Les titres de la presse quotidienne régionale issus de la Résistance ont fêté leurs 80 ans cette année. L’occasion d’une introspection et d’un bilan des innovations du secteur.
Ouest-France a réédité les premières pages de son édition du 7 août 1944 et a demandé aux internautes de voter pour ses Unes les plus emblématiques, qui ont été republiées de septembre à novembre. La Charente libre a réalisé un supplément de 48 pages, Le Télégramme a sorti un livre illustré dans lequel on apprend qu’il a été le premier quotidien français à imprimer une photo couleur en 1968. Sud Ouest a organisé une journée portes ouvertes dans ses locaux qui a attiré 1 200 personnes, Midi libre a organisé des festivités avec des personnalités d’Occitanie le jour de son anniversaire, le 27 août.
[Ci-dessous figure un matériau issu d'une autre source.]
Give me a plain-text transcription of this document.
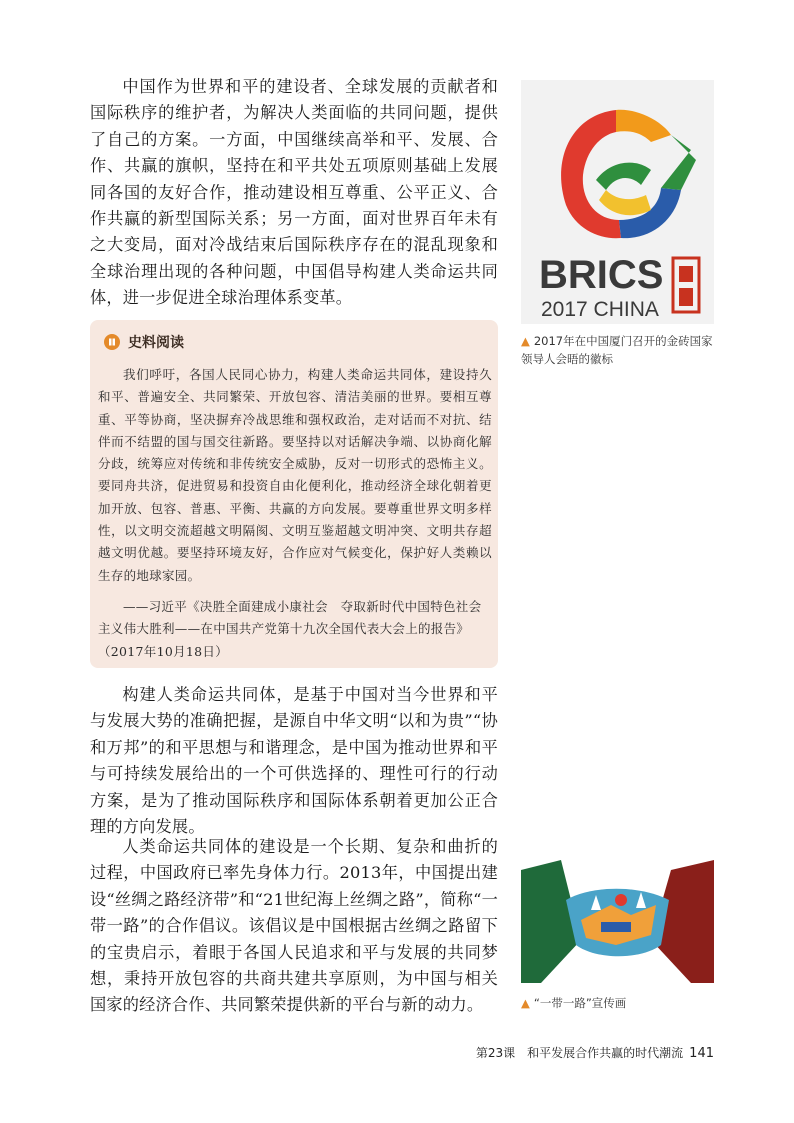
中国作为世界和平的建设者、全球发展的贡献者和国际秩序的维护者，为解决人类面临的共同问题，提供了自己的方案。一方面，中国继续高举和平、发展、合作、共赢的旗帜，坚持在和平共处五项原则基础上发展同各国的友好合作，推动建设相互尊重、公平正义、合作共赢的新型国际关系；另一方面，面对世界百年未有之大变局，面对冷战结束后国际秩序存在的混乱现象和全球治理出现的各种问题，中国倡导构建人类命运共同体，进一步促进全球治理体系变革。

史料阅读

我们呼吁，各国人民同心协力，构建人类命运共同体，建设持久和平、普遍安全、共同繁荣、开放包容、清洁美丽的世界。要相互尊重、平等协商，坚决摒弃冷战思维和强权政治，走对话而不对抗、结伴而不结盟的国与国交往新路。要坚持以对话解决争端、以协商化解分歧，统筹应对传统和非传统安全威胁，反对一切形式的恐怖主义。要同舟共济，促进贸易和投资自由化便利化，推动经济全球化朝着更加开放、包容、普惠、平衡、共赢的方向发展。要尊重世界文明多样性，以文明交流超越文明隔阂、文明互鉴超越文明冲突、文明共存超越文明优越。要坚持环境友好，合作应对气候变化，保护好人类赖以生存的地球家园。

——习近平《决胜全面建成小康社会　夺取新时代中国特色社会主义伟大胜利——在中国共产党第十九次全国代表大会上的报告》（2017年10月18日）

构建人类命运共同体，是基于中国对当今世界和平与发展大势的准确把握，是源自中华文明“以和为贵”“协和万邦”的和平思想与和谐理念，是中国为推动世界和平与可持续发展给出的一个可供选择的、理性可行的行动方案，是为了推动国际秩序和国际体系朝着更加公正合理的方向发展。

人类命运共同体的建设是一个长期、复杂和曲折的过程，中国政府已率先身体力行。2013年，中国提出建设“丝绸之路经济带”和“21世纪海上丝绸之路”，简称“一带一路”的合作倡议。该倡议是中国根据古丝绸之路留下的宝贵启示，着眼于各国人民追求和平与发展的共同梦想，秉持开放包容的共商共建共享原则，为中国与相关国家的经济合作、共同繁荣提供新的平台与新的动力。

BRICS
2017 CHINA

▲ 2017年在中国厦门召开的金砖国家领导人会晤的徽标

▲ “一带一路”宣传画

第23课　和平发展合作共赢的时代潮流 141
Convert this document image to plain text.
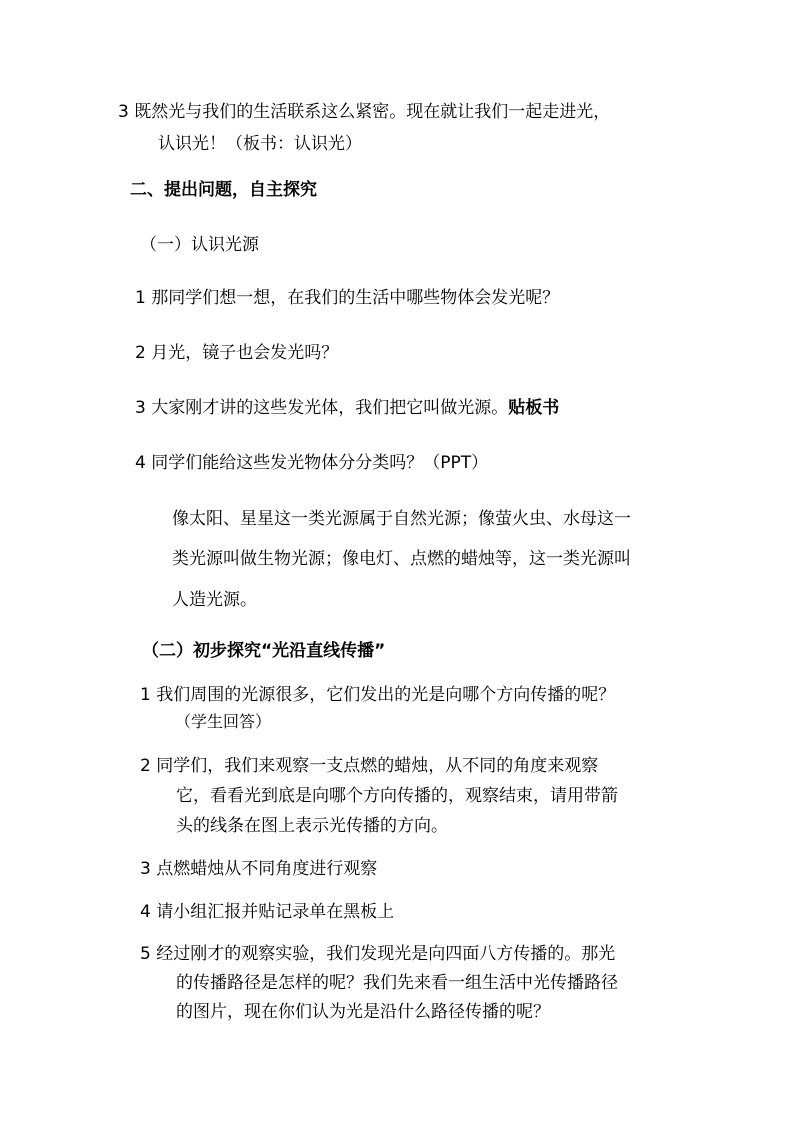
3 既然光与我们的生活联系这么紧密。现在就让我们一起走进光，
认识光！（板书：认识光）
二、提出问题，自主探究
（一）认识光源
1 那同学们想一想，在我们的生活中哪些物体会发光呢？
2 月光，镜子也会发光吗？
3 大家刚才讲的这些发光体，我们把它叫做光源。贴板书
4 同学们能给这些发光物体分分类吗？（PPT）
像太阳、星星这一类光源属于自然光源；像萤火虫、水母这一
类光源叫做生物光源；像电灯、点燃的蜡烛等，这一类光源叫
人造光源。
（二）初步探究“光沿直线传播”
1 我们周围的光源很多，它们发出的光是向哪个方向传播的呢？
（学生回答）
2 同学们，我们来观察一支点燃的蜡烛，从不同的角度来观察
它，看看光到底是向哪个方向传播的，观察结束，请用带箭
头的线条在图上表示光传播的方向。
3 点燃蜡烛从不同角度进行观察
4 请小组汇报并贴记录单在黑板上
5 经过刚才的观察实验，我们发现光是向四面八方传播的。那光
的传播路径是怎样的呢？我们先来看一组生活中光传播路径
的图片，现在你们认为光是沿什么路径传播的呢？
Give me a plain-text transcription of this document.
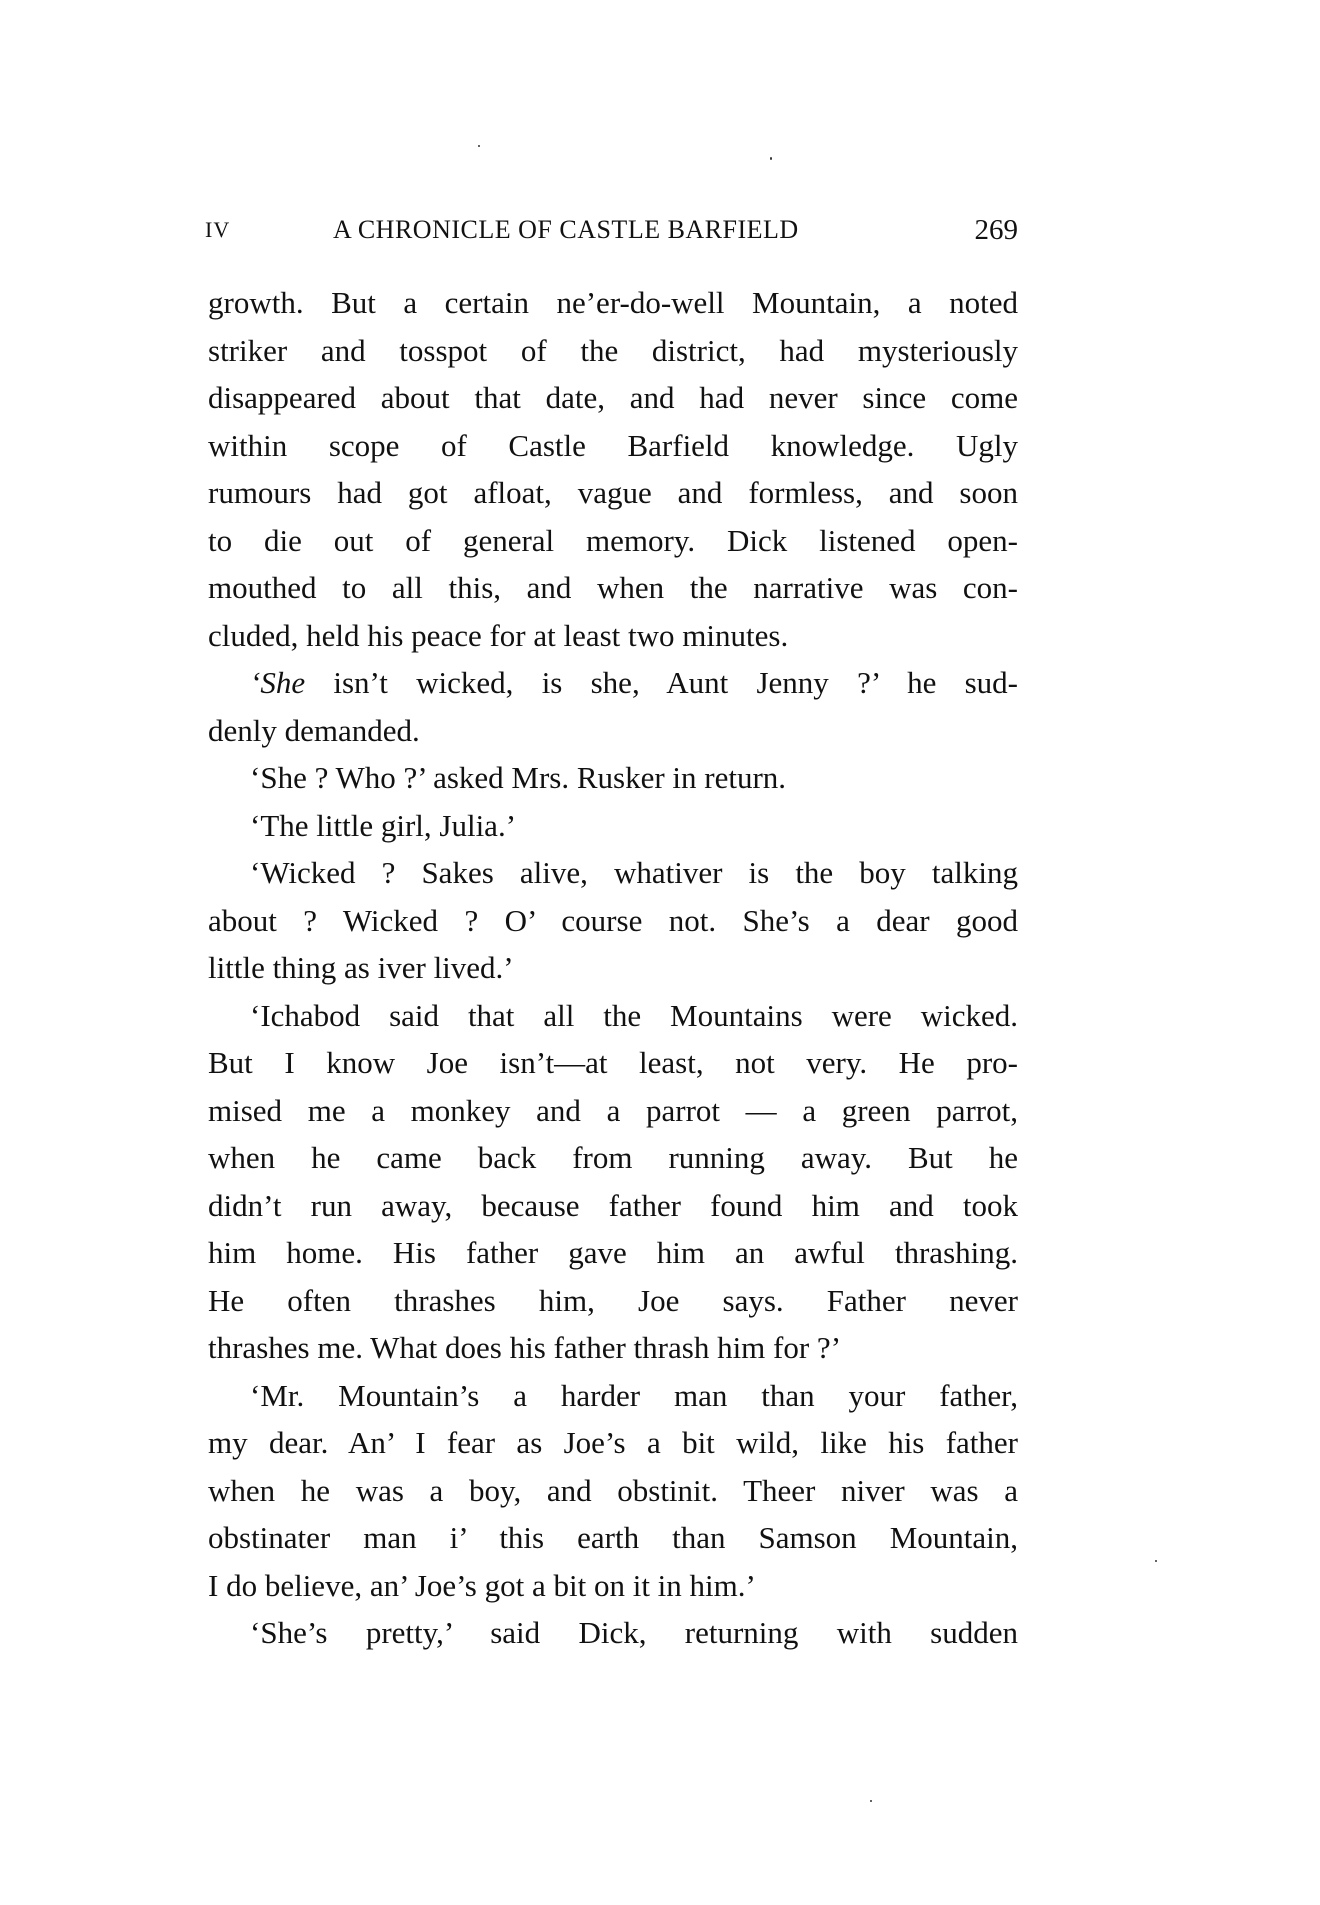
IV	A CHRONICLE OF CASTLE BARFIELD	269
growth. But a certain ne’er-do-well Mountain, a noted
striker and tosspot of the district, had mysteriously
disappeared about that date, and had never since come
within scope of Castle Barfield knowledge. Ugly
rumours had got afloat, vague and formless, and soon
to die out of general memory. Dick listened open-
mouthed to all this, and when the narrative was con-
cluded, held his peace for at least two minutes.
‘She isn’t wicked, is she, Aunt Jenny ?’ he sud-
denly demanded.
‘She ? Who ?’ asked Mrs. Rusker in return.
‘The little girl, Julia.’
‘Wicked ? Sakes alive, whativer is the boy talking
about ? Wicked ? O’ course not. She’s a dear good
little thing as iver lived.’
‘Ichabod said that all the Mountains were wicked.
But I know Joe isn’t—at least, not very. He pro-
mised me a monkey and a parrot — a green parrot,
when he came back from running away. But he
didn’t run away, because father found him and took
him home. His father gave him an awful thrashing.
He often thrashes him, Joe says. Father never
thrashes me. What does his father thrash him for ?’
‘Mr. Mountain’s a harder man than your father,
my dear. An’ I fear as Joe’s a bit wild, like his father
when he was a boy, and obstinit. Theer niver was a
obstinater man i’ this earth than Samson Mountain,
I do believe, an’ Joe’s got a bit on it in him.’
‘She’s pretty,’ said Dick, returning with sudden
La Voix du Nord a hissé ses couleurs sur sa façade de la Grand-Place à Lille et commercialisé des objets commémoratifs… Les 80 ans de la presse quotidienne régionale ont été l’occasion de célébrations partout en France, mais aussi de réaffirmation des valeurs fondatrices issues de la Résistance et de resserrement des liens avec les lecteurs. « Le journal papier, c’est le plaisir de le lire et d’en débattre le matin en famille », affirme Ronan Leclercq, directeur général de la branche médias du groupe Télégramme. « Lors des célébrations de nos 80 ans, beaucoup de lecteurs nous ont dit que c’était leur journal. C’est leur rituel du matin, ils ont un attachement très fort au titre », renchérit Nicolas Sterckx, directeur général du groupe Sud Ouest.
« Une réponse à la fatigue informationnelle »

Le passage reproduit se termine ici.